When Mrs. Carter and Mrs. Powell began to unpack their lunch, Hugh said to them, "If you'll wait half an hour before calling people to eat, I'll bring you something that you haven't seen for a long time, and that maybe will help you out with your drinking, if not with your eating." He called Jack and Charley to follow, and taking a couple of gunny sacks in his hand, strode off through the timber. The three climbed briskly the tall rocky hill, and emerging from the forest on to the slope above, found themselves standing at the edge of a deep and narrow gorge, in the bottom of which still lay a snowdrift. "Now," said Hugh, "let's jump down there and fill these sacks with this snow, and take it back to the women. I know Mrs. Carter fetched a jug of cream along, and a lot of sugar, and if we take them back some of this clean snow, maybe she can make some ice-cream. How would that go with the berries, eh?"

"First class," said both the boys.
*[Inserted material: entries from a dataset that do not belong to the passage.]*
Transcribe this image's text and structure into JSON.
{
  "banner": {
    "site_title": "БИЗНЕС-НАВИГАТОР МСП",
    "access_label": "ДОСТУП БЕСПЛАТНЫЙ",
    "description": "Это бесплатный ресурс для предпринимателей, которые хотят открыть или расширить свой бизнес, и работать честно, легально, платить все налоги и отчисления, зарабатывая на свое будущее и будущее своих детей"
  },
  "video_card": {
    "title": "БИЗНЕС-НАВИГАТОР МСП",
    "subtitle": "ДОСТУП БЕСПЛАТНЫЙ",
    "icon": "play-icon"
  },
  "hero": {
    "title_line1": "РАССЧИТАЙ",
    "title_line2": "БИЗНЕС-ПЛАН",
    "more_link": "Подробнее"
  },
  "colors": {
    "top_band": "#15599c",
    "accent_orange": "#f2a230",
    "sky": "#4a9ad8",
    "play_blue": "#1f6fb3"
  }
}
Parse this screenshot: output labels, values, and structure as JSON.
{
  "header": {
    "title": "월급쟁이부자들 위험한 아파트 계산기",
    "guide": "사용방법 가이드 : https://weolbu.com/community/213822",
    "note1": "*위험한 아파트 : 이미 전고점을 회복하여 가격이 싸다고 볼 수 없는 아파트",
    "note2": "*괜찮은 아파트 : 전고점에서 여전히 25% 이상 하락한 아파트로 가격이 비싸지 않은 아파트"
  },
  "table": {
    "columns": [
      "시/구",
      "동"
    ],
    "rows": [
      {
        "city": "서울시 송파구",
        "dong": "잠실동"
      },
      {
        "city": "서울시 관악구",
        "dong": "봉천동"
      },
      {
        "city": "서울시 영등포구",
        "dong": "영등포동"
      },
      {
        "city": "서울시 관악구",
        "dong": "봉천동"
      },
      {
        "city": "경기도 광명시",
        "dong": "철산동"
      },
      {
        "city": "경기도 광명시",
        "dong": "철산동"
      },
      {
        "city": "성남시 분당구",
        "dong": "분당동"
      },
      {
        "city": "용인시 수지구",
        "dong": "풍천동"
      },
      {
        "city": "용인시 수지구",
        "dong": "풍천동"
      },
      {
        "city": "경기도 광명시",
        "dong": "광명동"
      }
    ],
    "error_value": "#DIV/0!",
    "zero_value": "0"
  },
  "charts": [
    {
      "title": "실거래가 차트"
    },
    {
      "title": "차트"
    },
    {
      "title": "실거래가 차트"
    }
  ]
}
Jumping down into the snow they scraped away the dusty surface and partly filled the sacks with clean white snow. Then Hugh shouldered the heavier of the two, and Charley Powell the lighter one and they made their way down the hill to the party again.

When Mrs. Carter saw the snow she declared at once that she would give them ice-cream for their lunch, and before long all hands were enjoying the unusual luxury.